I knew there was something else I was supposed to say, but at his agreement, the power leaped.

Leaped out of me, slipped from my hold, and hit Cooper like a lightning bolt out of the sky.

Voices filled the shop, thrumming, shouting, joy and passion. The song, the power, demanded entrance, demanded release. Distantly, I heard my own voice. Small, faint. A whisper among so many others.

I was the connection, the road, the string over which the song of power was plucked. The single point in this world where power and vessel could meet. Join.
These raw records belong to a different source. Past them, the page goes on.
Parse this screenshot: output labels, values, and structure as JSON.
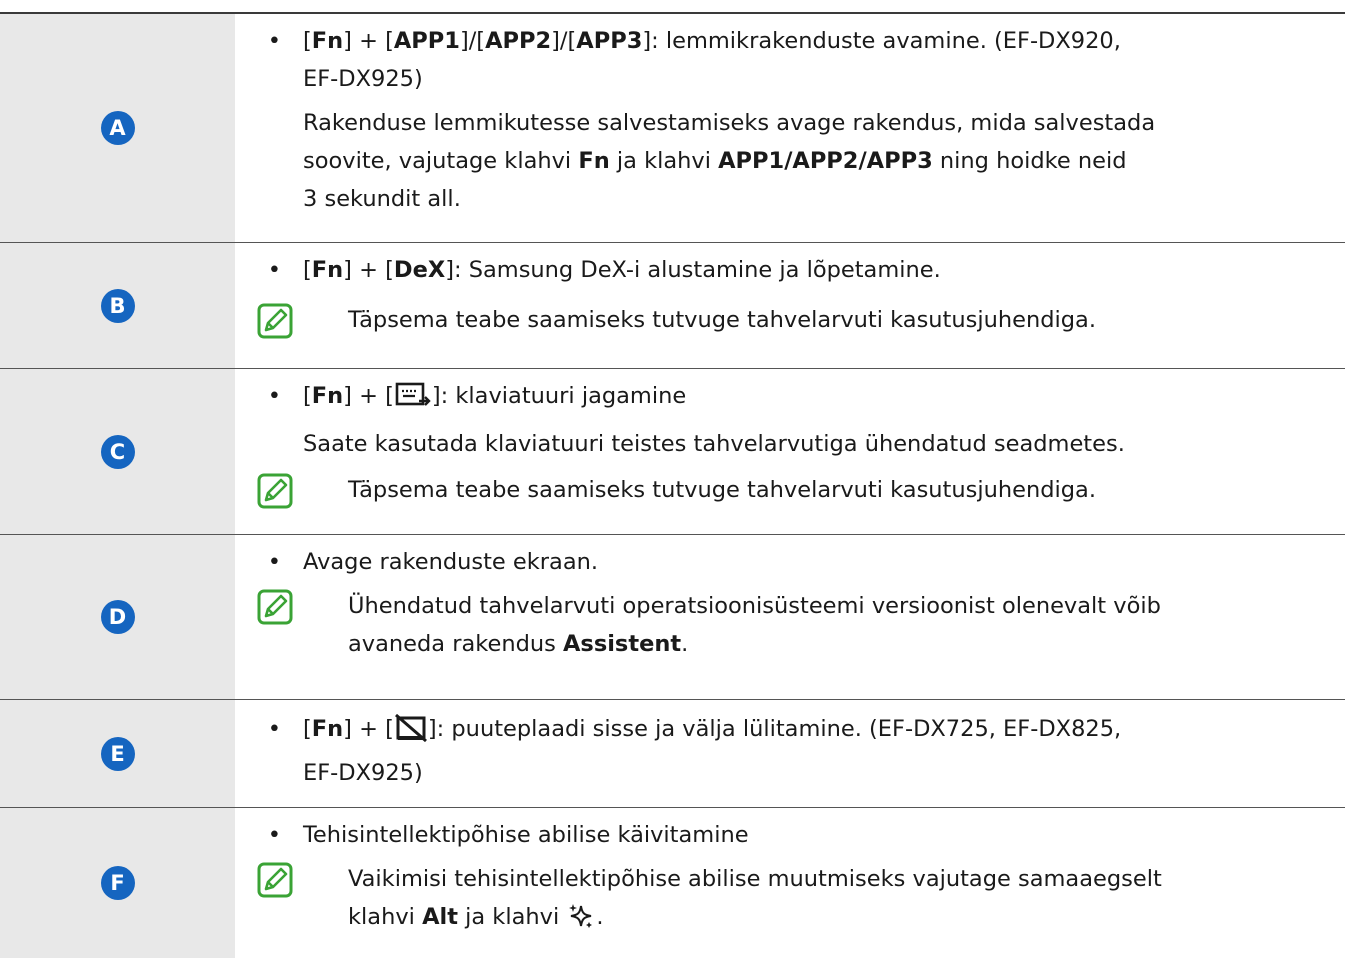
{
  "accent_color": "#1565c0",
  "note_icon_color": "#3aa335",
  "rows": {
    "a": {
      "badge": "A",
      "fn": "Fn",
      "app1": "APP1",
      "app2": "APP2",
      "app3": "APP3",
      "tail1": ": lemmikrakenduste avamine. (EF-DX920,",
      "tail2": "EF-DX925)",
      "p1": "Rakenduse lemmikutesse salvestamiseks avage rakendus, mida salvestada",
      "p2": "soovite, vajutage klahvi",
      "p2fn": "Fn",
      "p2mid": "ja klahvi",
      "p2apps": "APP1/APP2/APP3",
      "p2end": "ning hoidke neid",
      "p3": "3 sekundit all."
    },
    "b": {
      "badge": "B",
      "fn": "Fn",
      "dex": "DeX",
      "tail": ": Samsung DeX-i alustamine ja lõpetamine.",
      "note": "Täpsema teabe saamiseks tutvuge tahvelarvuti kasutusjuhendiga."
    },
    "c": {
      "badge": "C",
      "fn": "Fn",
      "tail": ": klaviatuuri jagamine",
      "p1": "Saate kasutada klaviatuuri teistes tahvelarvutiga ühendatud seadmetes.",
      "note": "Täpsema teabe saamiseks tutvuge tahvelarvuti kasutusjuhendiga."
    },
    "d": {
      "badge": "D",
      "bullet": "Avage rakenduste ekraan.",
      "note1": "Ühendatud tahvelarvuti operatsioonisüsteemi versioonist olenevalt võib",
      "note2": "avaneda rakendus",
      "note2b": "Assistent",
      "note2end": "."
    },
    "e": {
      "badge": "E",
      "fn": "Fn",
      "tail": ": puuteplaadi sisse ja välja lülitamine. (EF-DX725, EF-DX825,",
      "tail2": "EF-DX925)"
    },
    "f": {
      "badge": "F",
      "bullet": "Tehisintellektipõhise abilise käivitamine",
      "note1": "Vaikimisi tehisintellektipõhise abilise muutmiseks vajutage samaaegselt",
      "note2": "klahvi",
      "note2alt": "Alt",
      "note2mid": "ja klahvi",
      "note2end": "."
    }
  }
}
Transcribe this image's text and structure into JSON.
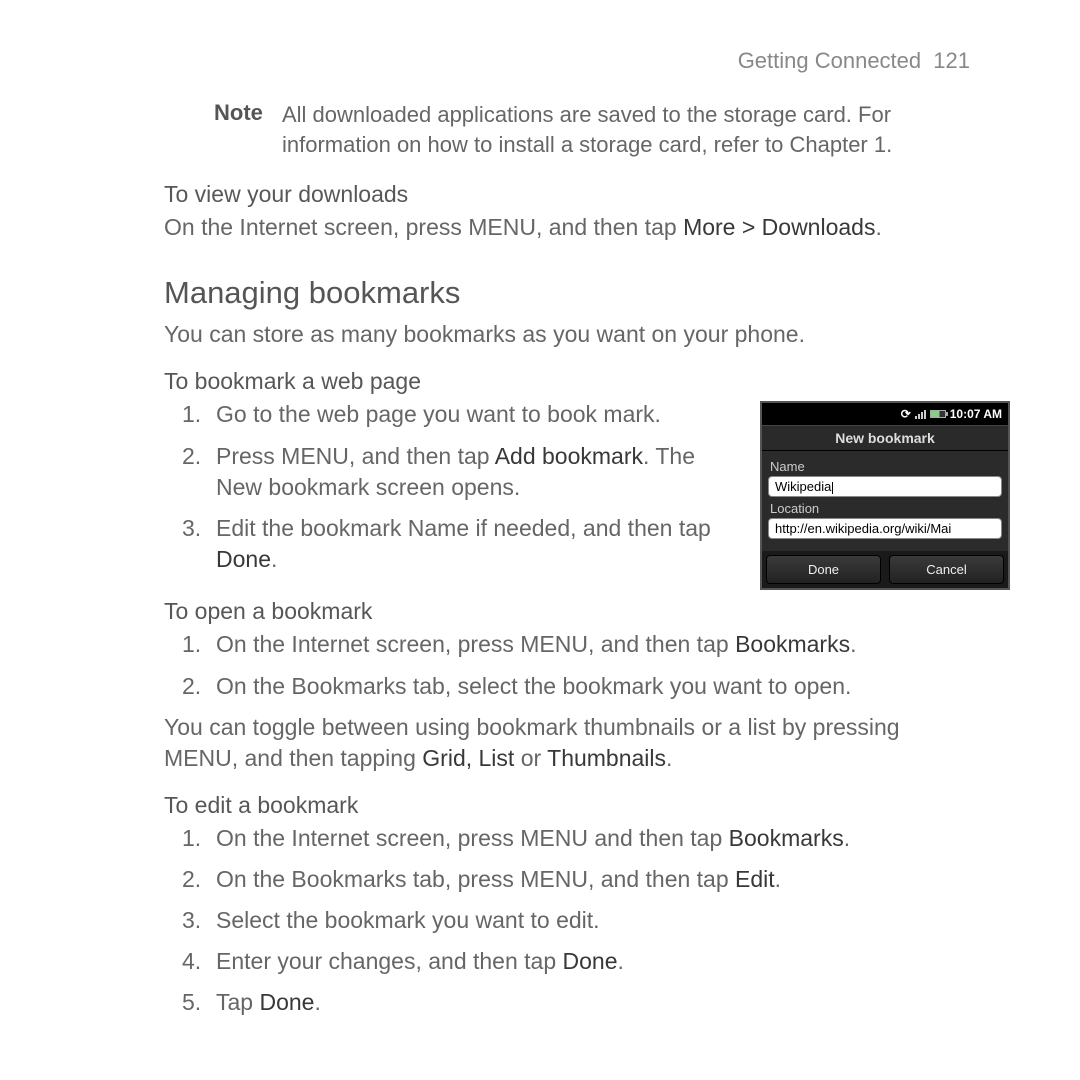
{
  "header": {
    "chapter": "Getting Connected",
    "page": "121"
  },
  "note": {
    "label": "Note",
    "text": "All downloaded applications are saved to the storage card. For information on how to install a storage card, refer to Chapter 1."
  },
  "downloads": {
    "title": "To view your downloads",
    "body_pre": "On the Internet screen, press MENU, and then tap ",
    "body_bold": "More > Downloads",
    "body_post": "."
  },
  "section": {
    "title": "Managing bookmarks",
    "intro": "You can store as many bookmarks as you want on your phone."
  },
  "bookmark_add": {
    "title": "To bookmark a web page",
    "step1": "Go to the web page you want to book mark.",
    "step2_pre": "Press MENU, and then tap ",
    "step2_bold": "Add bookmark",
    "step2_post": ". The New bookmark screen opens.",
    "step3_pre": "Edit the bookmark Name if needed, and then tap ",
    "step3_bold": "Done",
    "step3_post": "."
  },
  "phone": {
    "status_time": "10:07 AM",
    "title": "New bookmark",
    "name_label": "Name",
    "name_value": "Wikipedia",
    "location_label": "Location",
    "location_value": "http://en.wikipedia.org/wiki/Mai",
    "btn_done": "Done",
    "btn_cancel": "Cancel"
  },
  "bookmark_open": {
    "title": "To open a bookmark",
    "step1_pre": "On the Internet screen, press MENU, and then tap ",
    "step1_bold": "Bookmarks",
    "step1_post": ".",
    "step2": "On the Bookmarks tab, select the bookmark you want to open.",
    "toggle_pre": "You can toggle between using bookmark thumbnails or a list by pressing MENU, and then tapping ",
    "toggle_bold1": "Grid, List",
    "toggle_mid": " or ",
    "toggle_bold2": "Thumbnails",
    "toggle_post": "."
  },
  "bookmark_edit": {
    "title": "To edit a bookmark",
    "step1_pre": "On the Internet screen, press MENU and then tap ",
    "step1_bold": "Bookmarks",
    "step1_post": ".",
    "step2_pre": "On the Bookmarks tab, press MENU, and then tap ",
    "step2_bold": "Edit",
    "step2_post": ".",
    "step3": "Select the bookmark you want to edit.",
    "step4_pre": "Enter your changes, and then tap ",
    "step4_bold": "Done",
    "step4_post": ".",
    "step5_pre": "Tap ",
    "step5_bold": "Done",
    "step5_post": "."
  }
}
I was, for one infinite moment, harmony.

Then silence swallowed me, so dark and soft and deep, I wondered if I’d been wrapped in thick velvet.

“Holy shit,” Cooper said in a trembling whisper. “Holy shit.”

I blinked and the world returned.

Cooper was gripping me by my upper arms, gazing down at me, his eyes filled with a light, a power, an otherness I’d never seen in him. It was alien and strange to see him as not quite the man I knew. But then his lips curved in a very Cooper smile. “Well, that is a hell of a thing.”

“Are you okay?” I asked.

He nodded and stepped back until his arms were at full length. He gently released his hold on me.

“I’m good,” he said. “Really, really good. Delaney, it’s…” He shook his head, all out of words.